By Jayaa (Julia) Djaic
With Swamiji coming to Australia for a Shaktipat Retreat, I knew I would have time to sit in her presence. Looking into her eyes, I would immerse in her teachings — and in her state. Before her arrival, we received information from the Ashram to support us. While I already do the recommended practices, the information still made me feel wrapped in the Shakti, nurtured and cocooned. Something was building inside me. With Swamiji in my life for more than 11 years, I have received the gift of deep Shaktipat many times. Her presence and Grace have transformed my life. Yet this time was different.
Of course, it was different from Teacher Trainings. While they are deep and wonderful, you still you apply yourself differently. Listening to her satsang audios online, I experience great benefit reaching into many layers. It changes my state, keeping me connected and in the flow of Grace. But this Shaktipat Retreat was a deeper way to surrender.
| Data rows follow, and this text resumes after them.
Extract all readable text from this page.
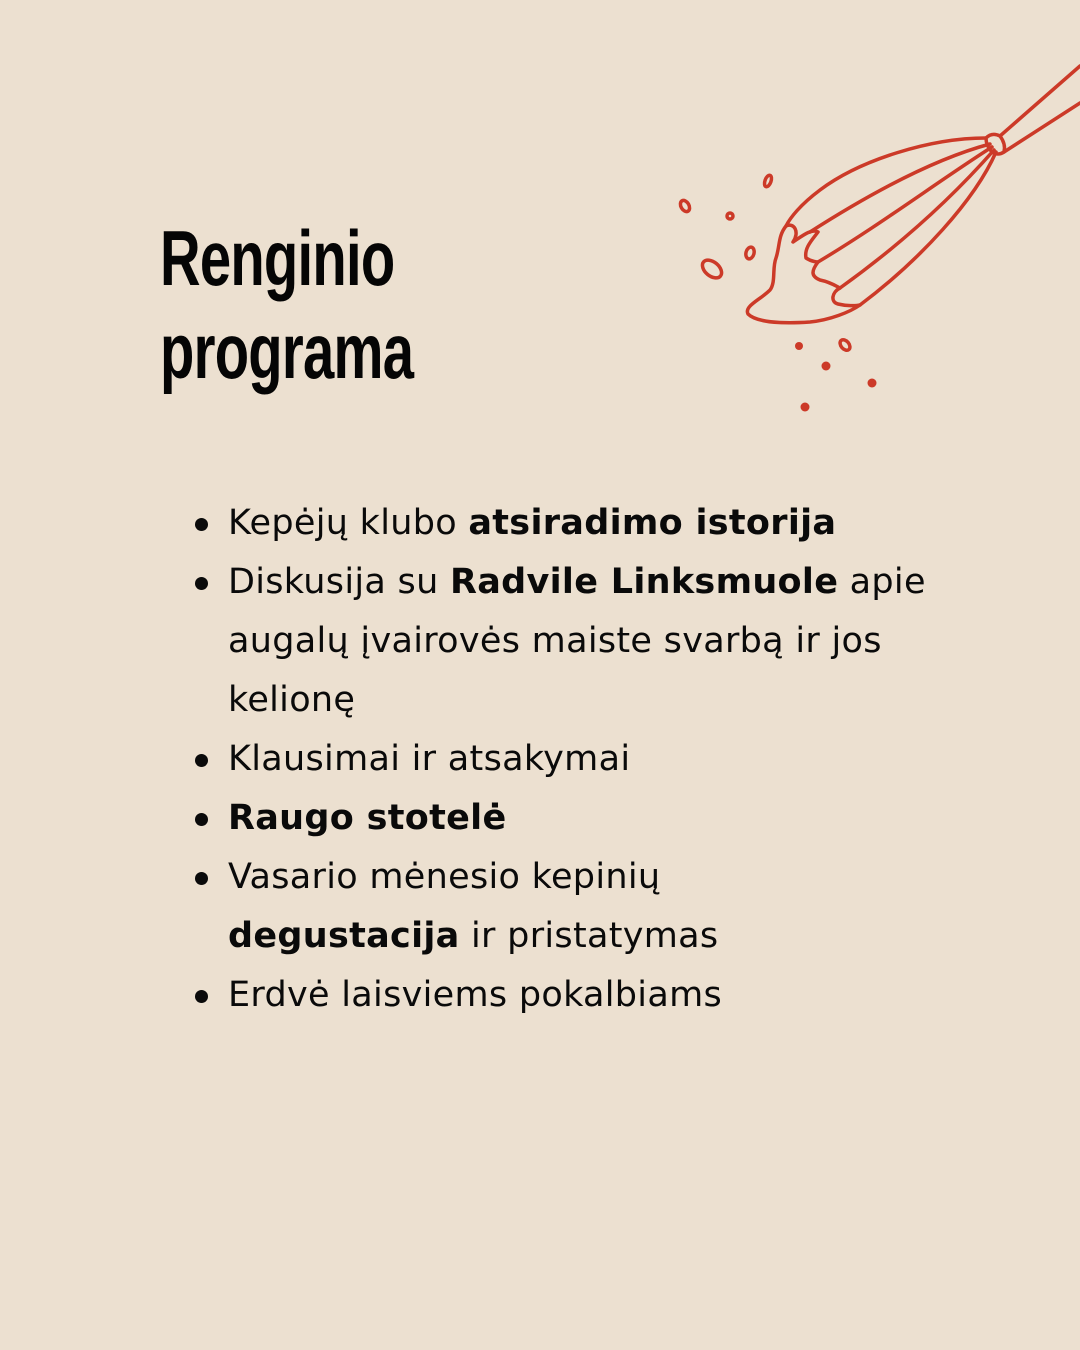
Renginio
programa
Kepėjų klubo atsiradimo istorija
Diskusija su Radvile Linksmuole apie augalų įvairovės maiste svarbą ir jos kelionę
Klausimai ir atsakymai
Raugo stotelė
Vasario mėnesio kepinių
degustacija ir pristatymas
Erdvė laisviems pokalbiams
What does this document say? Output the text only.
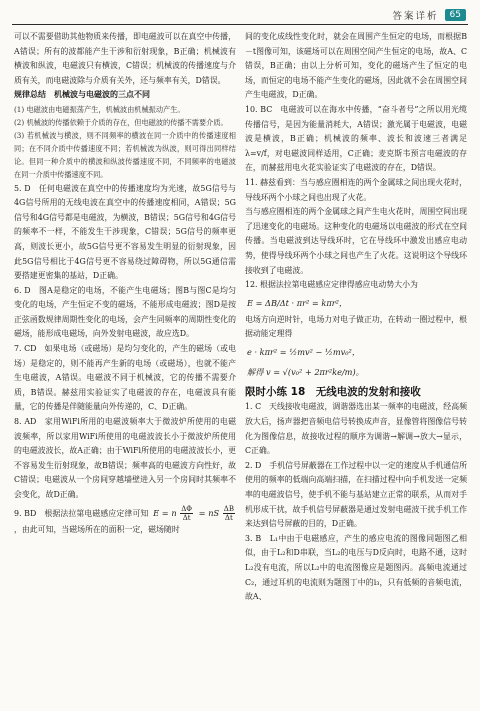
答案详析	65

可以不需要借助其他物质来传播，即电磁波可以在真空中传播，A错误；所有的波都能产生干涉和衍射现象，B正确；机械波有横波和纵波，电磁波只有横波，C错误；机械波的传播速度与介质有关，而电磁波除与介质有关外，还与频率有关，D错误。

规律总结　机械波与电磁波的三点不同

(1) 电磁波由电磁振荡产生，机械波由机械振动产生。

(2) 机械波的传播依赖于介质的存在，但电磁波的传播不需要介质。

(3) 若机械波与横波，则不同频率的横波在同一介质中的传播速度相同；在不同介质中传播速度不同；若机械波为纵波，则可得出同样结论。但同一种介质中的横波和纵波传播速度不同，不同频率的电磁波在同一介质中传播速度不同。

5. D　任何电磁波在真空中的传播速度均为光速，故5G信号与4G信号所用的无线电波在真空中的传播速度相同，A错误；5G信号和4G信号都是电磁波，为横波，B错误；5G信号和4G信号的频率不一样，不能发生干涉现象，C错误；5G信号的频率更高，则波长更小，故5G信号更不容易发生明显的衍射现象，因此5G信号相比于4G信号更不容易绕过障碍物，所以5G通信需要搭建更密集的基站，D正确。

6. D　图A是稳定的电场，不能产生电磁场；图B与图C是均匀变化的电场，产生恒定不变的磁场，不能形成电磁波；图D是按正弦函数规律周期性变化的电场，会产生同频率的周期性变化的磁场，能形成电磁场，向外发射电磁波，故应选D。

7. CD　如果电场（或磁场）是均匀变化的，产生的磁场（或电场）是稳定的，则不能再产生新的电场（或磁场），也就不能产生电磁波，A错误。电磁波不同于机械波，它的传播不需要介质，B错误。赫兹用实验证实了电磁波的存在，电磁波具有能量，它的传播是伴随能量向外传递的，C、D正确。

8. AD　家用WiFi所用的电磁波频率大于微波炉所使用的电磁波频率，所以家用WiFi所使用的电磁波波长小于微波炉所使用的电磁波波长，故A正确；由于WiFi所使用的电磁波波长小，更不容易发生衍射现象，故B错误；频率高的电磁波方向性好，故C错误；电磁波从一个房间穿越墙壁进入另一个房间时其频率不会变化，故D正确。

9. BD　根据法拉第电磁感应定律可知 E = n $\frac{\Delta\Phi}{\Delta t}$ = nS $\frac{\Delta B}{\Delta t}$
，由此可知，当磁场所在的面积一定，磁场随时

间的变化成线性变化时，就会在周围产生恒定的电场，而根据B－t图像可知，该磁场可以在周围空间产生恒定的电场，故A、C错误，B正确；由以上分析可知，变化的磁场产生了恒定的电场，而恒定的电场不能产生变化的磁场，因此就不会在周围空间产生电磁波，D正确。

10. BC　电磁波可以在海水中传播，“奋斗者号”之所以用光缆传播信号，是因为能量消耗大，A错误；激光属于电磁波，电磁波是横波，B正确；机械波的频率、波长和波速三者满足λ=v/f，对电磁波同样适用，C正确；麦克斯韦预言电磁波的存在，而赫兹用电火花实验证实了电磁波的存在，D错误。

11. 赫兹看到：当与感应圈相连的两个金属球之间出现火花时，导线环两个小球之间也出现了火花。

当与感应圈相连的两个金属球之间产生电火花时，周围空间出现了迅速变化的电磁场。这种变化的电磁场以电磁波的形式在空间传播。当电磁波到达导线环时，它在导线环中激发出感应电动势，使得导线环两个小球之间也产生了火花。这说明这个导线环接收到了电磁波。

12. 根据法拉第电磁感应定律得感应电动势大小为

E = ΔB/Δt · πr² = kπr²，

电场方向逆时针，电场力对电子做正功，在转动一圈过程中，根据动能定理得

e · kπr² = ½mv² − ½mv₀²，

解得 v = √(v₀² + 2πr²ke/m)。

限时小练 18　无线电波的发射和接收

1. C　天线接收电磁波，调谐器选出某一频率的电磁波，经高频放大后，扬声器把音频电信号转换成声音，显像管将图像信号转化为图像信息，故接收过程的顺序为调谐→解调→放大→显示，C正确。

2. D　手机信号屏蔽器在工作过程中以一定的速度从手机通信所使用的频率的低端向高端扫描，在扫描过程中向手机发送一定频率的电磁波信号，使手机不能与基站建立正常的联系，从而对手机形成干扰，故手机信号屏蔽器是通过发射电磁波干扰手机工作来达到信号屏蔽的目的，D正确。

3. B　L₁中由于电磁感应，产生的感应电流的图像同题图乙相似，由于L₂和D串联，当L₂的电压与D反向时，电路不通，这时L₂没有电流，所以L₂中的电流图像应是题图丙。高频电流通过C₂，通过耳机的电流则为题图丁中的i₃，只有低频的音频电流，故A、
And I was ready, more ready than I have ever been. My heart and mind had been working on surrendering into a new level of inner transformation. My inner yearning was much stronger.
From the moment we gathered, I felt cradled. Chanting, mantra repetition, puja and teachings propelled me deeper and deeper. I was being filled from the inside. Each day’s practices took me deeper into meditation. My body was in pain, truly uncomfortable at times. Yet it did not stop me diving inward. With mantra repetition, mantra took on a life of its own. I was drawn downward and inward at the same time. My experiences grew stronger. Previously, such experiences may have prompted my fear. But as Kundalini did her work, my total surrender left no room for fear. And it was wonderful. The anguish and pain that my body and mind were holding onto was purged.
Since I was last at the Ashram in 2016, Kundalini had been working in my body in the form of stomach bandhas (locks). In this marathon of Grace and surrender, Kundalini blasted through my heart and opened my spine in other problem areas. When Kundalini put me into a version of Fish Pose, my head locked backwards. Tongue movements opened my throat wide and breath flooded my body along my spine and into every cell. It was an ocean of breath. It consumed my whole body like a tidal wave. I felt peace, love, gratitude flood in, cleansing and changing my internal landscape. And there was something more that I can’t find words for.
My body became suddenly, deeply still. I felt empty and full at the same time, with an energy all around and within me. Intense presence and pressure between my eyebrows worked in my brain. I could feel Swamiji’s presence acutely, yet I felt that she was holding my hand, guiding me gently. The pressure in my head was almost painful, yet there was peace too. I could track the electric blue current sparking in deep brain crevices. I am eternally grateful to be changed forever. I have been given what I would liken to a new Porsche, filled with jet fuel. Equipped with the tools Swamiji has given us, I am seriously testing the accelerator.
Others report similar transformations. Amanda Cahill says, “There are no words in the human language that can come close to the greatness that I felt during and following the Shaktipat Retreat experience. Two days after the retreat, all I can say is that if I were a battery, I have gone from 25% full to overflowing. Thank you, Swami Nirmalananda, with all my heart!”
Daya Ma Amanda Ahern concurs, “Shaktipat with Swamiji was a life-defining experience. It has undoubtedly opened the door to kindness. And to my SELF — finally! I now have absolute certainty that I love God and God loves me no matter what I think or feel, or whatever else is happening in my life. Thank you is way too inadequate.”
Leanne Michelle Cox, as well, found the Shaktipat Retreat to be “an amazing experience.” She describes her meditations as “deep, much deeper than before.” She explains, “The Shaktipat lasered in and opened up new areas in my body. Swamiji’s discourses explained things in an easy-to-understand way, making me yearn for more. I left the retreat more grounded, more centered and yet propelled forward like never before.”
“The physical time was only two days,” notes Mimi Saunders. “Yet when I left, I felt a lifetime had passed. I am not the same person. So much gratitude I feel towards Swamiji.”